$in with array of 20k ids

simplenotezy · April 8, 2022, 5:24pm

I am wondering what the best strategy would be. We need to query a rather large collection of currently 24m rows.

We search on 2 indexed fields, but to narrow down the query even further, we have an array of up to 10k user ids that could be added to the query. Since the existing query is already an $or query, we needed to add the array twice, resulting in totally 20k ids being transported to Atlas.

Is this a bad idea? Would be it wiser to simply omit the 20k array, and then instead filter the results once they arrive - in code?

Thanks in advance

steevej · April 8, 2022, 10:15pm

Not quite sure I understand:

Is this a one time operation or a day to day use-case?

I think that most of the time it is better to filter out in the server.
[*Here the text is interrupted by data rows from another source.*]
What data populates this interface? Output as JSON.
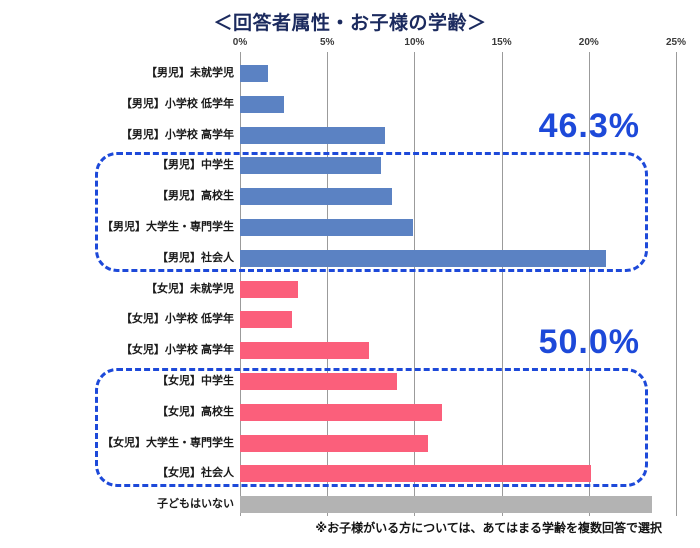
{
  "chart": {
    "title": "＜回答者属性・お子様の学齢＞",
    "footnote": "※お子様がいる方については、あてはまる学齢を複数回答で選択",
    "colors": {
      "bar_boys": "#5b82c3",
      "bar_girls": "#fb5f7b",
      "bar_none": "#b3b3b3",
      "highlight": "#1d49d9",
      "annotation": "#1d49d9",
      "title": "#1b2a5e",
      "grid": "#9b9b9b",
      "tick": "#3a3a3a",
      "label": "#1a1a1a"
    }
  },
  "chart_data": {
    "type": "bar",
    "orientation": "horizontal",
    "title": "＜回答者属性・お子様の学齢＞",
    "xlim": [
      0,
      25
    ],
    "xticks": [
      0,
      5,
      10,
      15,
      20,
      25
    ],
    "xtick_labels": [
      "0%",
      "5%",
      "10%",
      "15%",
      "20%",
      "25%"
    ],
    "grid": true,
    "legend": "none",
    "bars": [
      {
        "label": "【男児】未就学児",
        "value": 1.6,
        "group": "boys"
      },
      {
        "label": "【男児】小学校 低学年",
        "value": 2.5,
        "group": "boys"
      },
      {
        "label": "【男児】小学校 高学年",
        "value": 8.3,
        "group": "boys"
      },
      {
        "label": "【男児】中学生",
        "value": 8.1,
        "group": "boys"
      },
      {
        "label": "【男児】高校生",
        "value": 8.7,
        "group": "boys"
      },
      {
        "label": "【男児】大学生・専門学生",
        "value": 9.9,
        "group": "boys"
      },
      {
        "label": "【男児】社会人",
        "value": 21.0,
        "group": "boys"
      },
      {
        "label": "【女児】未就学児",
        "value": 3.3,
        "group": "girls"
      },
      {
        "label": "【女児】小学校 低学年",
        "value": 3.0,
        "group": "girls"
      },
      {
        "label": "【女児】小学校 高学年",
        "value": 7.4,
        "group": "girls"
      },
      {
        "label": "【女児】中学生",
        "value": 9.0,
        "group": "girls"
      },
      {
        "label": "【女児】高校生",
        "value": 11.6,
        "group": "girls"
      },
      {
        "label": "【女児】大学生・専門学生",
        "value": 10.8,
        "group": "girls"
      },
      {
        "label": "【女児】社会人",
        "value": 20.1,
        "group": "girls"
      },
      {
        "label": "子どもはいない",
        "value": 23.6,
        "group": "none"
      }
    ],
    "highlights": [
      {
        "rows": [
          3,
          6
        ],
        "group": "boys",
        "label": "46.3%"
      },
      {
        "rows": [
          10,
          13
        ],
        "group": "girls",
        "label": "50.0%"
      }
    ]
  }
}
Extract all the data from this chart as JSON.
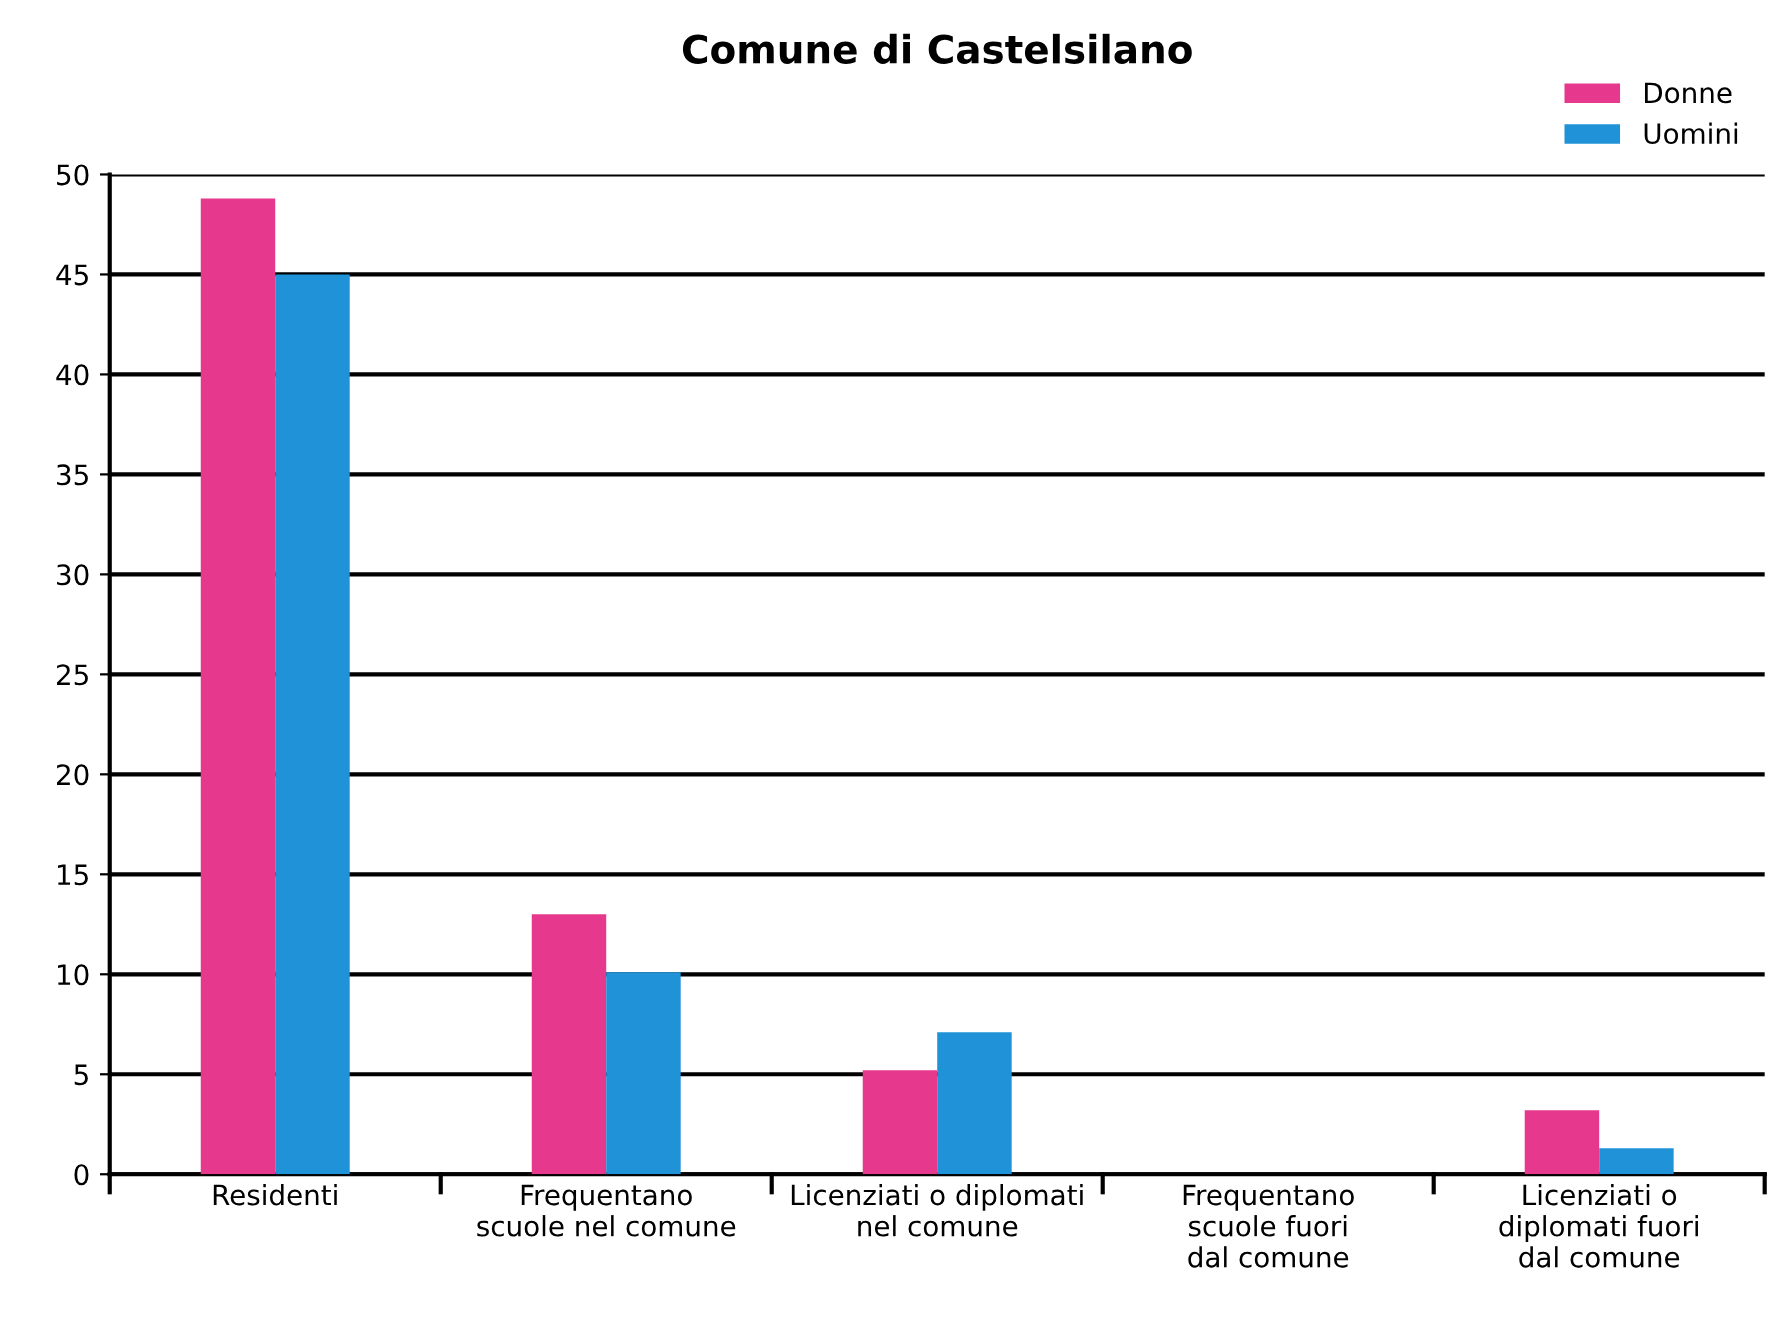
{
  "chart_data": {
    "type": "bar",
    "title": "Comune di Castelsilano",
    "categories": [
      "Residenti",
      "Frequentano\nscuole nel comune",
      "Licenziati o diplomati\nnel comune",
      "Frequentano\nscuole fuori\ndal comune",
      "Licenziati o\ndiplomati fuori\ndal comune"
    ],
    "series": [
      {
        "name": "Donne",
        "color": "#e6388c",
        "values": [
          48.8,
          13,
          5.2,
          0,
          3.2
        ]
      },
      {
        "name": "Uomini",
        "color": "#1f92d8",
        "values": [
          45,
          10.1,
          7.1,
          0,
          1.3
        ]
      }
    ],
    "ylim": [
      0,
      50
    ],
    "yticks": [
      0,
      5,
      10,
      15,
      20,
      25,
      30,
      35,
      40,
      45,
      50
    ],
    "grid": "y",
    "legend": "top right"
  }
}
Except may be, if you filter out only 5Kb of data by sending a query of 20Kb.

Rather than having the 10k ids in an array as part of the query, it should be possible to

create a temporary collection that holds the 10k ids
filter with your current query
then $lookup the _id in the temp. collection
filter out the documents that have an empty $lookup result

Then the 10k ids are sent only once to Atlas.

simplenotezy · April 9, 2022, 9:47am

Thanks for your input.

It’s a query that is done often, several times a day, thousands of times.
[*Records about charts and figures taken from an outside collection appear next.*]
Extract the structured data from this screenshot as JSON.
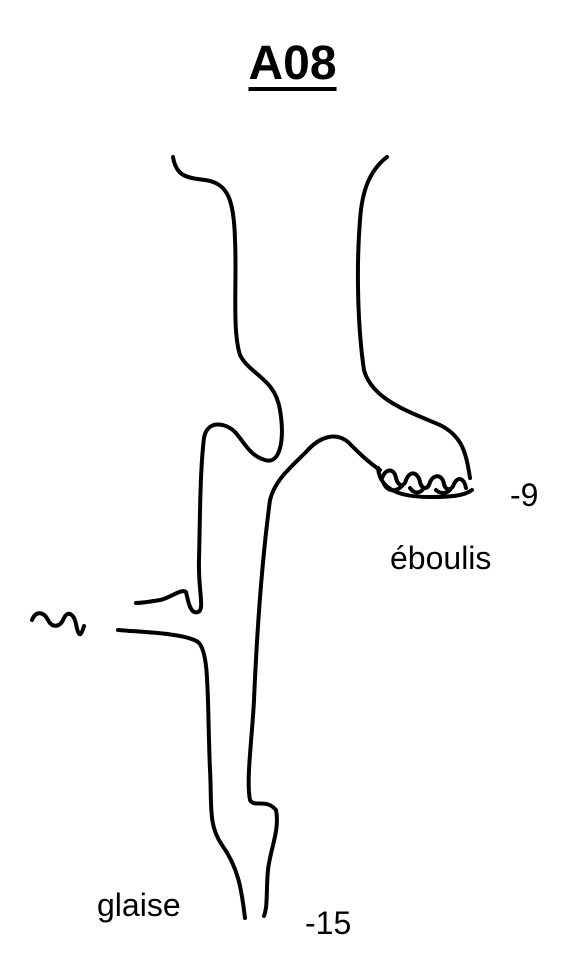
{
  "title": "A08",
  "labels": {
    "depth_top": "-9",
    "rubble": "éboulis",
    "clay": "glaise",
    "depth_bottom": "-15"
  },
  "colors": {
    "ink": "#000000",
    "background": "#ffffff"
  }
}
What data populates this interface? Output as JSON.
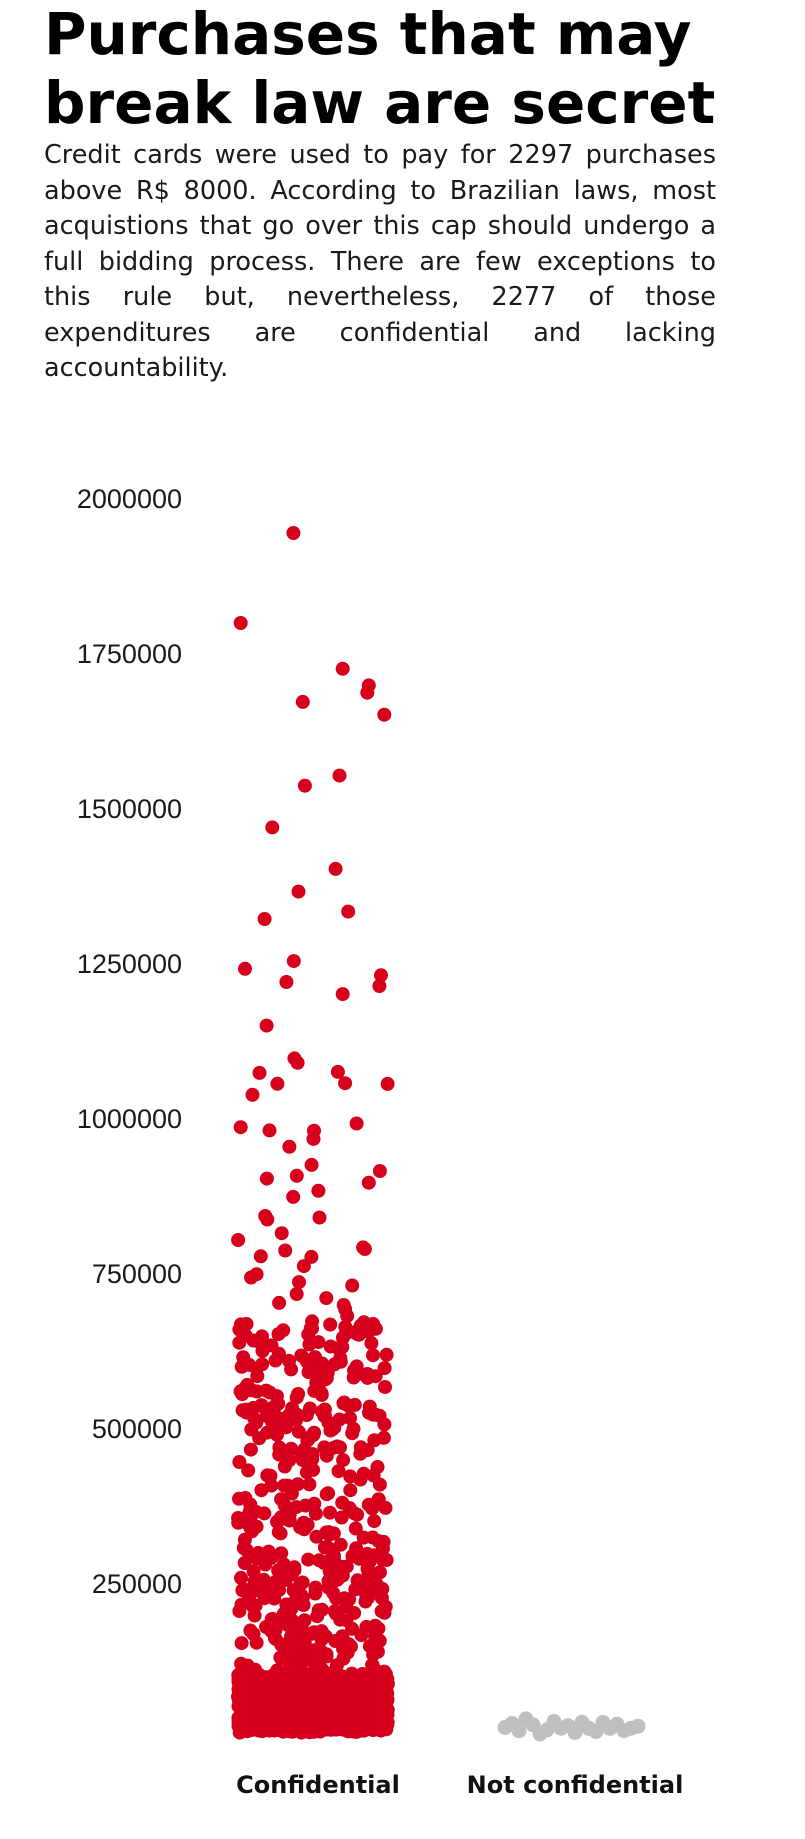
{
  "title": "Purchases that may break law are secret",
  "subtitle": "Credit cards were used to pay for 2297 pur­chases above R$ 8000. According to Brazilian laws, most acquistions that go over this cap should undergo a full bidding process. There are few exceptions to this rule but, neverthe­less, 2277 of those expenditures are confiden­tial and lacking accountability.",
  "colors": {
    "confidential": "#d6001c",
    "not_confidential": "#bfbfbf"
  },
  "chart_data": {
    "type": "scatter",
    "categories": [
      "Confidential",
      "Not confidential"
    ],
    "ylim": [
      0,
      2000000
    ],
    "y_ticks": [
      250000,
      500000,
      750000,
      1000000,
      1250000,
      1500000,
      1750000,
      2000000
    ],
    "grid": false,
    "legend": "none",
    "series": [
      {
        "category": "Confidential",
        "count": 2277,
        "labeled_points": [
          1940000,
          1795000,
          1720000,
          1695000,
          1680000,
          1665000,
          1645000,
          1550000,
          1530000,
          1465000,
          1400000,
          1365000,
          1330000,
          1315000,
          1250000,
          1240000,
          1230000,
          1215000,
          1210000,
          1195000,
          1145000,
          1090000,
          1085000,
          1072000,
          1068000,
          1055000,
          1052000,
          1050000,
          1035000,
          985000,
          982000,
          977000,
          975000,
          962000,
          950000,
          922000,
          910000,
          905000,
          900000,
          890000,
          880000,
          867000,
          837000,
          835000,
          830000,
          810000,
          800000,
          790000,
          785000,
          780000,
          775000,
          770000,
          760000,
          745000,
          740000,
          735000,
          725000,
          715000,
          705000,
          700000,
          695000,
          688000,
          680000,
          660000,
          655000
        ]
      },
      {
        "category": "Not confidential",
        "count": 20,
        "labeled_points": [
          18000,
          25000,
          10000,
          30000,
          22000,
          8000,
          12000,
          28000,
          15000,
          20000,
          9000,
          26000,
          14000,
          11000,
          24000,
          17000,
          21000,
          13000,
          16000,
          19000
        ]
      }
    ]
  }
}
I also considered doing a $lookup directly on the collection, but isn’t it quite imperformant? As I could read its like a MySQL subquery, and thus should suffer from the n+1 issue, producing many small queries per document. Or did I miss something?
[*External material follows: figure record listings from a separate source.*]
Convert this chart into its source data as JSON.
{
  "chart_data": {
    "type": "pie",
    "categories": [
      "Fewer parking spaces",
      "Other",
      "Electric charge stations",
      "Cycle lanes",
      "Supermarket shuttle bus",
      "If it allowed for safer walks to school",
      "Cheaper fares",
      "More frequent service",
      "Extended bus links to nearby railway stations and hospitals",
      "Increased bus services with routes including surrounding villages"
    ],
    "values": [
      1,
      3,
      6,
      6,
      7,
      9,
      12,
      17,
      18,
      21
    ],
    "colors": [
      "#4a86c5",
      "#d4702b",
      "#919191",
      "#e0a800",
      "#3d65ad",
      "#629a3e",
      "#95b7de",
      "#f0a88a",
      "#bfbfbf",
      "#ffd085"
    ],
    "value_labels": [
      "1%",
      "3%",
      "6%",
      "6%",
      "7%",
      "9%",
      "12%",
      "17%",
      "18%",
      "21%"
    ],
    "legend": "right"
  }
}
Basically the goal is this:

query user documents (up to a sample of 10k)
query like documents where a specific user id is in (either as the LIKED or the LIKER) - this is the expensive one

Then on the server we loop through all users and then check if that specific user is in the LIKED or LIKER collection we also fetched.

steevej · April 12, 2022, 11:34am

I have no clue about this n+1 issue.

With proper indexes $lookup shoul be okay.